Jetzt hörte man wieder häufiger von Doll, weil er ja jetzt Zeit hatte, auch, um in deutschen Fernsehsendungen zu sitzen. Da fiel er mal nicht weiter auf, mal negativ. Wie im November 2018, als er Lisa Müller, der Frau von Bayerns Thomas Müller, in einer Sendung empfahl, sich zurückzuhalten. Was den ebenfalls anwesenden Journalisten Rafael Buschmann dazu brachte, von „sexistischer Kackscheiße“ zu reden.
Spötter könnten nun meinen, dass das der Moment gewesen sein muss, in dem man in Hannover hellhörig wurde. Schließlich jubeln in Hannover alternde Granden wie Gerhard Schröder, Carsten Maschmeyer und Dirk Rossmann durch die Meinungshoheiten und um Vereinsboss Martin Kind herum. Aber vielleicht suchte man ja tatsächlich nur einen, über den Horst Heldt sagen konnte: „Als ehemaliger Fußballer weiß Thomas, wie die Spieler ticken. Er ist bekannt als akribischer Arbeiter mit einer klaren Ansprache.“
Als großer Erneuerer ist Doll allerdings nicht bekannt. Dabei wäre es das gewesen, was Hannover dringend gebraucht hätte.
So bleibt 96 ein Klub, der nach dem Prinzip „Kann man schon so machen“ zu leben scheint. Statt auf hoffnungsvolle Talente, die innerhalb kurzer Zeit ihren Marktwert vervielfachen und dem Klub mit höhen Ablösen neue Perspektiven ermöglichen, setzt man in Hannover bestenfalls auf das Prinzip „Der hat schonmal gezeigt, dass er es kann, wird bestimmt wieder“.
Es bleibt fantasielos
Einzig die Eigengewächse wie Waldemar Anton oder Noah Sarenren Bazee bilden, ebenso wie der Transfer von Walace, eine (nicht hinreichende) Ausnahme. Kevin Akpoguma ist nur geliehen, Benjamin Hadzic oder Florent Muslija haben ebenso wie Iver Fossum (noch) nicht nachweisen können, dass sie sportlich und langfristig finanziell Mehrwerte bieten.

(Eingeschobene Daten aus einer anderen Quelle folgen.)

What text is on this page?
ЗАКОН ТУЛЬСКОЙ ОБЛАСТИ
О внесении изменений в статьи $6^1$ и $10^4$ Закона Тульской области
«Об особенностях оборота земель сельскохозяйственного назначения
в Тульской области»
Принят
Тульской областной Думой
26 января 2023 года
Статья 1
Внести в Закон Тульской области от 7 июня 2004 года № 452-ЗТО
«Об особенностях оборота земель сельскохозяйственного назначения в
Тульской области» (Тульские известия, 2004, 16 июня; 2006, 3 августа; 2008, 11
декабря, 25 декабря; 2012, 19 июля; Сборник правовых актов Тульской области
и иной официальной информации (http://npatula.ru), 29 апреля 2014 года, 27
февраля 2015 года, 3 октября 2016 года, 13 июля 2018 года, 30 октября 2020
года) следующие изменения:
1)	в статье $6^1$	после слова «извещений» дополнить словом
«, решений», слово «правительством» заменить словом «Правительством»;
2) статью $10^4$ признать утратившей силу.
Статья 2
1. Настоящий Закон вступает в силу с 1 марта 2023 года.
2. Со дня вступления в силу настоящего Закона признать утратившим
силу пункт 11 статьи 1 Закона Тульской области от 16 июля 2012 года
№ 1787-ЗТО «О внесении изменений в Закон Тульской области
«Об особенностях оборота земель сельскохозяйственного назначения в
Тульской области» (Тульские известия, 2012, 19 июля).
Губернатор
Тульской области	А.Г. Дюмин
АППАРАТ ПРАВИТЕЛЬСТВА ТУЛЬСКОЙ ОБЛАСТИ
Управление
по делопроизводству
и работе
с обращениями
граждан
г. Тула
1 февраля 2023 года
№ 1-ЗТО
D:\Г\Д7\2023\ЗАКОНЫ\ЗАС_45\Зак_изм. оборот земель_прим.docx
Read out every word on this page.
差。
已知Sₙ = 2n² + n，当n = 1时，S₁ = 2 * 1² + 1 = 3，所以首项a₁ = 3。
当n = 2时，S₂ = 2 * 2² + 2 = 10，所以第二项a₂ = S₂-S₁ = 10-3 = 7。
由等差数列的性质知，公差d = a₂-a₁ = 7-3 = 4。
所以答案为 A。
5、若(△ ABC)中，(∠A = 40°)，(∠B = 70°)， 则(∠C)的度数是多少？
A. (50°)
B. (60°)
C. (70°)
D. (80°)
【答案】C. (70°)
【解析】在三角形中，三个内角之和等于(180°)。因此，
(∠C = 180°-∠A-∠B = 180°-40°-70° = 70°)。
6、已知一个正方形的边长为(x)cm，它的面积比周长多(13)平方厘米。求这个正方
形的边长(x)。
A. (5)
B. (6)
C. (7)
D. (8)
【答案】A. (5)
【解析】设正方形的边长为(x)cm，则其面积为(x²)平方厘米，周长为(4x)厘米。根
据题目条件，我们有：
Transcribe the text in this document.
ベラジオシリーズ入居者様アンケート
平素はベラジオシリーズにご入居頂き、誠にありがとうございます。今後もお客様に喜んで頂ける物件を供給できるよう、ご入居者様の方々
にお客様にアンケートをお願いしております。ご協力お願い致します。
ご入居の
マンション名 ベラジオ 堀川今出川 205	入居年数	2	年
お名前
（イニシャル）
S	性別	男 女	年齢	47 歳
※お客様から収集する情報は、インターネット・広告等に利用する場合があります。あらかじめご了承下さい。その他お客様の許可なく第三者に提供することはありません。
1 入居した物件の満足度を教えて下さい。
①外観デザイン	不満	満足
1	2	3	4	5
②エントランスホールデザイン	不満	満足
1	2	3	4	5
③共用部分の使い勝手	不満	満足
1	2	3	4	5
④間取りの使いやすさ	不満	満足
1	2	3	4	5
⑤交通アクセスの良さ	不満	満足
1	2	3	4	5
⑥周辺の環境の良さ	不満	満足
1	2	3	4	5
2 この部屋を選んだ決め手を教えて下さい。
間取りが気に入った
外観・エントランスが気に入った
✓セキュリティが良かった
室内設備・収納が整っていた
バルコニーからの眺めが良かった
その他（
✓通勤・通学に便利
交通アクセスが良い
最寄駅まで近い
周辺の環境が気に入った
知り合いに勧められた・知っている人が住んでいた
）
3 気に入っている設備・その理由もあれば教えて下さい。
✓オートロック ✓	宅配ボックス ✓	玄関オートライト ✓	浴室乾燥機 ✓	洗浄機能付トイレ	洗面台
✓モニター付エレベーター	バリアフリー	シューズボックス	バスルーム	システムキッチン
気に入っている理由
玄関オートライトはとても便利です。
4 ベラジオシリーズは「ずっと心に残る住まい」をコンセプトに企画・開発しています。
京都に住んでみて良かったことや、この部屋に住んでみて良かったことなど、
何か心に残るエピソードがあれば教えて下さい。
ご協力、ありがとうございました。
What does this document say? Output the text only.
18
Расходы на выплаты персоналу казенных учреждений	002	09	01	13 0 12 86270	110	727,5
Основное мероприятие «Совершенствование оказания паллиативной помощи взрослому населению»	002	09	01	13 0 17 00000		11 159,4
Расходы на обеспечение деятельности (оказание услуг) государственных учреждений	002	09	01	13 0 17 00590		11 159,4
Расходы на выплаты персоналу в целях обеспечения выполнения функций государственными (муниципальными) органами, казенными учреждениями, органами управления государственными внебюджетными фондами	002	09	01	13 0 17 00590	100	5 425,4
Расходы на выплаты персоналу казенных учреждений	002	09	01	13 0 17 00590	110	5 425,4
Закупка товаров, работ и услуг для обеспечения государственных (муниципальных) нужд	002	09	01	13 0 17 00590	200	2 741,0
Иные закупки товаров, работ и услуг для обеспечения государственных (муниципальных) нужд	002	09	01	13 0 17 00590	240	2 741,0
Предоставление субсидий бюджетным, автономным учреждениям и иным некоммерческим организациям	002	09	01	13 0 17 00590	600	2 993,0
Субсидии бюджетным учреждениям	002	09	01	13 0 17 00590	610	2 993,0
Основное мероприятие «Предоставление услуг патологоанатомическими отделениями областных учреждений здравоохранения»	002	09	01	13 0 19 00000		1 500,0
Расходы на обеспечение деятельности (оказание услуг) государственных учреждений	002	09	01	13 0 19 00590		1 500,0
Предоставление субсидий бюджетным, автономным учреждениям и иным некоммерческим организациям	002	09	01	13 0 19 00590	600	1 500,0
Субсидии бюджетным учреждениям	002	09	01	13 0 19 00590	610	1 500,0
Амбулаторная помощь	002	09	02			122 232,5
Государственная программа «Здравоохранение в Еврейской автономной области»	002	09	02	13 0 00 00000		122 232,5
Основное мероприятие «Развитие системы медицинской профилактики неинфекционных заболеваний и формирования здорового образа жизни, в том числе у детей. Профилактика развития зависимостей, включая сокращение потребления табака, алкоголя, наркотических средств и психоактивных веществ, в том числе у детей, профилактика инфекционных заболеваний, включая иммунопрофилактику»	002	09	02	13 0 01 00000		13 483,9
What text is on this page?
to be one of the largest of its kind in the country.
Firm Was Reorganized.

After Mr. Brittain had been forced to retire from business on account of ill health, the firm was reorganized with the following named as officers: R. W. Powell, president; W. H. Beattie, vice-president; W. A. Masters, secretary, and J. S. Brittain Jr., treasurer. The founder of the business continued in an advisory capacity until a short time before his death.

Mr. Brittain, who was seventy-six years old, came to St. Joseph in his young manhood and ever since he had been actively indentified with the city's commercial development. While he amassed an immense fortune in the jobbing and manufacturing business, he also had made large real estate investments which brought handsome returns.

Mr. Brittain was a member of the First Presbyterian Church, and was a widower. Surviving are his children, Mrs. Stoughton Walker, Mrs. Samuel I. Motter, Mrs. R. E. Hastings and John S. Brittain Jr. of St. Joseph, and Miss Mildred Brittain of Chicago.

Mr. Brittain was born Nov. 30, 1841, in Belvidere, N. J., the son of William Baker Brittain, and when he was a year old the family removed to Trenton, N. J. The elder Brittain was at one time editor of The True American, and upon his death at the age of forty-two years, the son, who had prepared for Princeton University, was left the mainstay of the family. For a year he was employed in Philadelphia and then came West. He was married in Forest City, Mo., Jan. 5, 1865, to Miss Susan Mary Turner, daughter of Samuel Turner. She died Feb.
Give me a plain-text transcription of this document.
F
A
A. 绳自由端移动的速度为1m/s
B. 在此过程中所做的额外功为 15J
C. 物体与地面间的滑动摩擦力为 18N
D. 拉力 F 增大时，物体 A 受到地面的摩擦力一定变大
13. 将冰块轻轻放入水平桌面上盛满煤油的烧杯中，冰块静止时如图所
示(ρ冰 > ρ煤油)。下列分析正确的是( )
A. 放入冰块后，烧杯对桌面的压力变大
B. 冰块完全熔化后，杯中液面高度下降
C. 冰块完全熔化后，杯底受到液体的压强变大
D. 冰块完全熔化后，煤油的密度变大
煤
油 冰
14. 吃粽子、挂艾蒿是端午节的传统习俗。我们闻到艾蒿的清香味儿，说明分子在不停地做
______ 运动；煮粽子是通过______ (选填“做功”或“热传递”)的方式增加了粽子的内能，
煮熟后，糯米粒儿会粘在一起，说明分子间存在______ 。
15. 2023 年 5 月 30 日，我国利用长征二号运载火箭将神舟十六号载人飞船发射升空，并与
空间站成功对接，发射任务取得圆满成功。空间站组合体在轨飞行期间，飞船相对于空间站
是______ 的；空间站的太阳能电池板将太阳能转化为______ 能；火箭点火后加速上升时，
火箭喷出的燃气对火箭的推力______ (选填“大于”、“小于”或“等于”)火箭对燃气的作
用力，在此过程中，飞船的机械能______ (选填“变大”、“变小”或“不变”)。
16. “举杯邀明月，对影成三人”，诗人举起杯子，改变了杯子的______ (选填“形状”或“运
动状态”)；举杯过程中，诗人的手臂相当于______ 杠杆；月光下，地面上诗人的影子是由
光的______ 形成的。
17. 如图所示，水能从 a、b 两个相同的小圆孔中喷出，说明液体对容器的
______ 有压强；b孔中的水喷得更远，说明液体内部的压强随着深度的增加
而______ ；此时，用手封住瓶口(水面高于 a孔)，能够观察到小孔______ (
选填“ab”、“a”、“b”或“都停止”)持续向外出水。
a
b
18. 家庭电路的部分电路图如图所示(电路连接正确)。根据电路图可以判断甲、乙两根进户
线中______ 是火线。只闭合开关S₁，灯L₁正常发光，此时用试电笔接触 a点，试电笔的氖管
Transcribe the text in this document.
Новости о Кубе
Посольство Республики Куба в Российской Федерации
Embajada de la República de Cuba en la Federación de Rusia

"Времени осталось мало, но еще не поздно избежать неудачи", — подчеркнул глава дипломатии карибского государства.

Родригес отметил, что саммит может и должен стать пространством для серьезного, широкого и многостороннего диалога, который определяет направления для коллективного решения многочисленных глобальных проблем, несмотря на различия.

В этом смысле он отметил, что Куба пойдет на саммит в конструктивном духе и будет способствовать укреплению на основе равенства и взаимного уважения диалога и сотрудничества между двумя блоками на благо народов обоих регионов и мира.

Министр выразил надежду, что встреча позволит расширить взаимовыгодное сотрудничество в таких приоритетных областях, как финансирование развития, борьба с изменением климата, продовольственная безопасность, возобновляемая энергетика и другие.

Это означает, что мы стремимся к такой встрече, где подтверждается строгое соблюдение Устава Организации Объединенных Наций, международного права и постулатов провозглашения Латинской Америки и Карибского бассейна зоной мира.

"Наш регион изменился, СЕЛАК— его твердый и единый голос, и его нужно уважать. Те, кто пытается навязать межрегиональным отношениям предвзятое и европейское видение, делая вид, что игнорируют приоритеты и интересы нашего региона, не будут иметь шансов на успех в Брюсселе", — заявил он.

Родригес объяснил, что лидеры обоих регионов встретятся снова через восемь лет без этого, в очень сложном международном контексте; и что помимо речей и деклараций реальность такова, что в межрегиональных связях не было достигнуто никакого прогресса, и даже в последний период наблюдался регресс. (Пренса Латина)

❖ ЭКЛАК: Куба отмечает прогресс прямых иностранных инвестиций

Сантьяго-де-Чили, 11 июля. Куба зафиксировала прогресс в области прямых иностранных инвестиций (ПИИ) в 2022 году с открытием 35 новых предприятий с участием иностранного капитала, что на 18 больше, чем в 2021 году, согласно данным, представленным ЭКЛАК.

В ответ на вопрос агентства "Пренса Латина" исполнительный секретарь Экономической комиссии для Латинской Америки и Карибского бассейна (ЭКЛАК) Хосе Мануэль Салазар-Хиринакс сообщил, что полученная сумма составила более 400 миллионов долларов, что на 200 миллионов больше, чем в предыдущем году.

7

Immerhin: Viel zu verlieren hat man in Hannover nicht. Der Abstieg käme nicht mehr überraschend, im schlimmsten Fall wird es dann über Thomas Doll heißen: Da konnte er auch nichts mehr machen.
Viel zu gewinnen allerdings auch nicht. Auch wenn das kleine Wunder Klassenerhalt noch gelingen sollte, die Fantasielosigkeit des Klubs bliebe bestehen.
Immerhin das mit der Quadratur des Kreises wäre dann geschafft.